Moro num canto que a civilização mal conhece. Não tenho internet. Só sei que existe internet porque trabalho, e com isto preciso sair de lá. Sou até admirado por aquelas bandas, porque tenho um velho computador que é quase uma máquina datilográfica manual, coisa ainda em voga entre meus vizinhos, que fazem até cursos de datilografia. São exímios. Datilografam muito mais ligeiro do que digito. É no meu velho computador que passo meus textos publicados no Recanto (o das letras) e no meu blog de frases, no qual publico minhas tiradas, as de pessoas que admiro - sejam elas comuns ou célebres - e provérbios de todos os tempos e países.
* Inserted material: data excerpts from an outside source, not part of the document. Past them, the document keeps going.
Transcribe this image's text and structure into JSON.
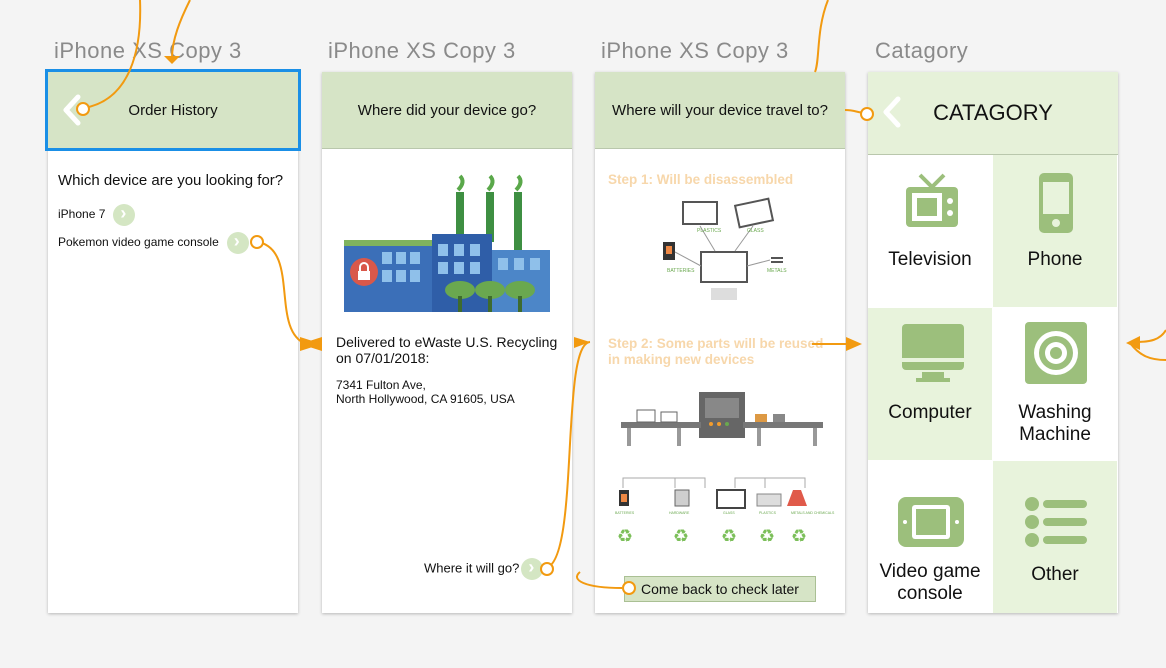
{
  "artboards": [
    {
      "title": "iPhone XS Copy 3"
    },
    {
      "title": "iPhone XS Copy 3"
    },
    {
      "title": "iPhone XS Copy 3"
    },
    {
      "title": "Catagory"
    }
  ],
  "order_history": {
    "header": "Order History",
    "question": "Which device are you looking for?",
    "items": [
      "iPhone 7",
      "Pokemon video game console"
    ]
  },
  "where_device_go": {
    "header": "Where did your device go?",
    "delivered": "Delivered to eWaste U.S. Recycling on 07/01/2018:",
    "address_line1": "7341 Fulton Ave,",
    "address_line2": "North Hollywood, CA 91605, USA",
    "link": "Where it will go?"
  },
  "travel": {
    "header": "Where will your device travel to?",
    "step1": "Step 1: Will be disassembled",
    "step2": "Step 2: Some parts will be reused in making new devices",
    "button": "Come back to check later",
    "parts": [
      "BATTERIES",
      "PLASTICS",
      "GLASS",
      "METALS"
    ],
    "bins": [
      "BATTERIES",
      "HARDWARE",
      "GLASS",
      "PLASTICS",
      "METALS AND CHEMICALS"
    ]
  },
  "category": {
    "header": "CATAGORY",
    "items": [
      "Television",
      "Phone",
      "Computer",
      "Washing Machine",
      "Video game console",
      "Other"
    ]
  },
  "colors": {
    "accent_green": "#9cbf7c",
    "header_green": "#d6e4c6",
    "light_green": "#e8f3dc",
    "flow_orange": "#f29a10",
    "selection_blue": "#1a8fe6"
  }
}
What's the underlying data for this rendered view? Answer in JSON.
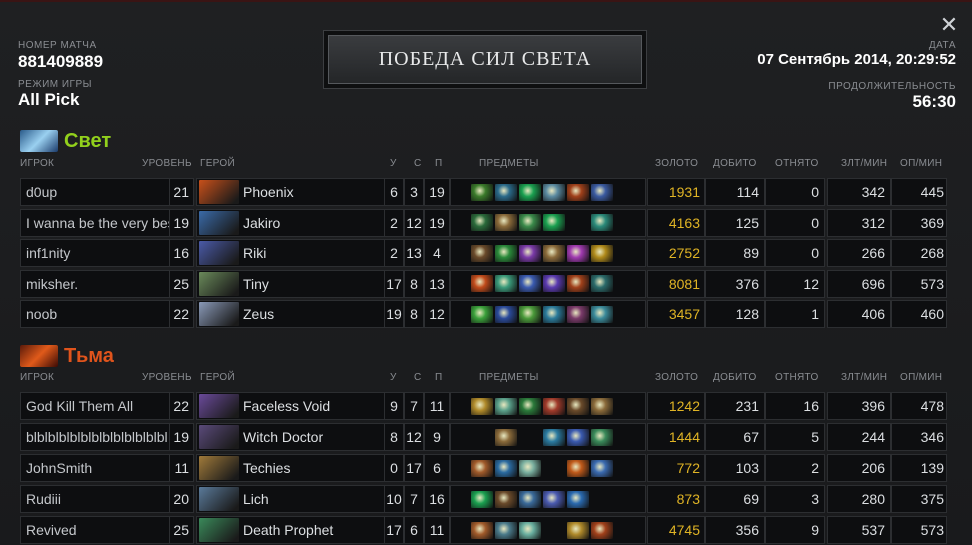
{
  "match": {
    "id_label": "НОМЕР МАТЧА",
    "id": "881409889",
    "mode_label": "РЕЖИМ ИГРЫ",
    "mode": "All Pick",
    "date_label": "ДАТА",
    "date": "07 Сентябрь 2014, 20:29:52",
    "duration_label": "ПРОДОЛЖИТЕЛЬНОСТЬ",
    "duration": "56:30",
    "result": "ПОБЕДА СИЛ СВЕТА"
  },
  "close_icon": "close-icon",
  "columns": {
    "player": "ИГРОК",
    "level": "УРОВЕНЬ",
    "hero": "ГЕРОЙ",
    "kills": "У",
    "deaths": "С",
    "assists": "П",
    "items": "ПРЕДМЕТЫ",
    "gold": "ЗОЛОТО",
    "last_hits": "ДОБИТО",
    "denies": "ОТНЯТО",
    "gpm": "ЗЛТ/МИН",
    "xpm": "ОП/МИН"
  },
  "colors": {
    "radiant": "#92d01c",
    "dire": "#e0541c",
    "gold": "#e0b425"
  },
  "radiant": {
    "name": "Свет",
    "players": [
      {
        "name": "d0up",
        "level": "21",
        "hero": "Phoenix",
        "kills": "6",
        "deaths": "3",
        "assists": "19",
        "gold": "1931",
        "last_hits": "114",
        "denies": "0",
        "gpm": "342",
        "xpm": "445",
        "hero_color": "#c8501a",
        "items": [
          "#3a7a2a",
          "#2a6a8a",
          "#1aa050",
          "#5a8aa0",
          "#a0401a",
          "#3a5aa0"
        ]
      },
      {
        "name": "I wanna be the very best",
        "level": "19",
        "hero": "Jakiro",
        "kills": "2",
        "deaths": "12",
        "assists": "19",
        "gold": "4163",
        "last_hits": "125",
        "denies": "0",
        "gpm": "312",
        "xpm": "369",
        "hero_color": "#3a6aa8",
        "items": [
          "#2a6a3a",
          "#8a6a3a",
          "#3a8a4a",
          "#1aa050",
          "",
          "#2a8a7a"
        ]
      },
      {
        "name": "inf1nity",
        "level": "16",
        "hero": "Riki",
        "kills": "2",
        "deaths": "13",
        "assists": "4",
        "gold": "2752",
        "last_hits": "89",
        "denies": "0",
        "gpm": "266",
        "xpm": "268",
        "hero_color": "#4a5aa8",
        "items": [
          "#6a4a2a",
          "#2a8a3a",
          "#7a3aa8",
          "#8a6a3a",
          "#a03ab0",
          "#b08a1a"
        ]
      },
      {
        "name": "miksher.",
        "level": "25",
        "hero": "Tiny",
        "kills": "17",
        "deaths": "8",
        "assists": "13",
        "gold": "8081",
        "last_hits": "376",
        "denies": "12",
        "gpm": "696",
        "xpm": "573",
        "hero_color": "#6a8a5a",
        "items": [
          "#c04a1a",
          "#3a9a7a",
          "#3a5ab0",
          "#5a3ab0",
          "#a0401a",
          "#2a6a6a"
        ]
      },
      {
        "name": "noob",
        "level": "22",
        "hero": "Zeus",
        "kills": "19",
        "deaths": "8",
        "assists": "12",
        "gold": "3457",
        "last_hits": "128",
        "denies": "1",
        "gpm": "406",
        "xpm": "460",
        "hero_color": "#8a9ab8",
        "items": [
          "#3aa03a",
          "#2a4a9a",
          "#4a9a3a",
          "#2a7a9a",
          "#7a3a6a",
          "#3a8a9a"
        ]
      }
    ]
  },
  "dire": {
    "name": "Тьма",
    "players": [
      {
        "name": "God Kill Them All",
        "level": "22",
        "hero": "Faceless Void",
        "kills": "9",
        "deaths": "7",
        "assists": "11",
        "gold": "1242",
        "last_hits": "231",
        "denies": "16",
        "gpm": "396",
        "xpm": "478",
        "hero_color": "#6a4a9a",
        "items": [
          "#b08a2a",
          "#5aa08a",
          "#2a7a3a",
          "#a03a2a",
          "#6a4a2a",
          "#8a6a3a"
        ]
      },
      {
        "name": "blblblblblblblblblblblblbl",
        "level": "19",
        "hero": "Witch Doctor",
        "kills": "8",
        "deaths": "12",
        "assists": "9",
        "gold": "1444",
        "last_hits": "67",
        "denies": "5",
        "gpm": "244",
        "xpm": "346",
        "hero_color": "#5a4a7a",
        "items": [
          "",
          "#8a6a3a",
          "",
          "#2a7aa0",
          "#3a5ab0",
          "#3a8a5a"
        ]
      },
      {
        "name": "JohnSmith",
        "level": "11",
        "hero": "Techies",
        "kills": "0",
        "deaths": "17",
        "assists": "6",
        "gold": "772",
        "last_hits": "103",
        "denies": "2",
        "gpm": "206",
        "xpm": "139",
        "hero_color": "#a07a3a",
        "items": [
          "#a05a2a",
          "#2a6aa0",
          "#7ab0a0",
          "",
          "#c05a1a",
          "#3a6ab0"
        ]
      },
      {
        "name": "Rudiii",
        "level": "20",
        "hero": "Lich",
        "kills": "10",
        "deaths": "7",
        "assists": "16",
        "gold": "873",
        "last_hits": "69",
        "denies": "3",
        "gpm": "280",
        "xpm": "375",
        "hero_color": "#5a7a9a",
        "items": [
          "#1aa050",
          "#6a4a2a",
          "#3a6a9a",
          "#4a5ab0",
          "#2a6ab0",
          ""
        ]
      },
      {
        "name": "Revived",
        "level": "25",
        "hero": "Death Prophet",
        "kills": "17",
        "deaths": "6",
        "assists": "11",
        "gold": "4745",
        "last_hits": "356",
        "denies": "9",
        "gpm": "537",
        "xpm": "573",
        "hero_color": "#3a8a5a",
        "items": [
          "#a05a2a",
          "#4a7a8a",
          "#6ab0a0",
          "",
          "#b08a2a",
          "#a0401a"
        ]
      }
    ]
  }
}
Levo tudo em disquete, ao ir trabalhar, na certeza que durante o dia terei alguns minutos para usar na surdina, um computador conectado. Faço tudo às pressas e forjo cara de santo se alguém aparece: Minimizo a prova do crime e faço a possível sentinela ver que estou buscando informações para minhas aulas de arte ou literatura. Dessa mesma forma me relaciono com as pessoas mais íntimas, via e-mail, como quem acessa uma amante: Silenciosamente, cercado de todas discrições, para não ter problemas.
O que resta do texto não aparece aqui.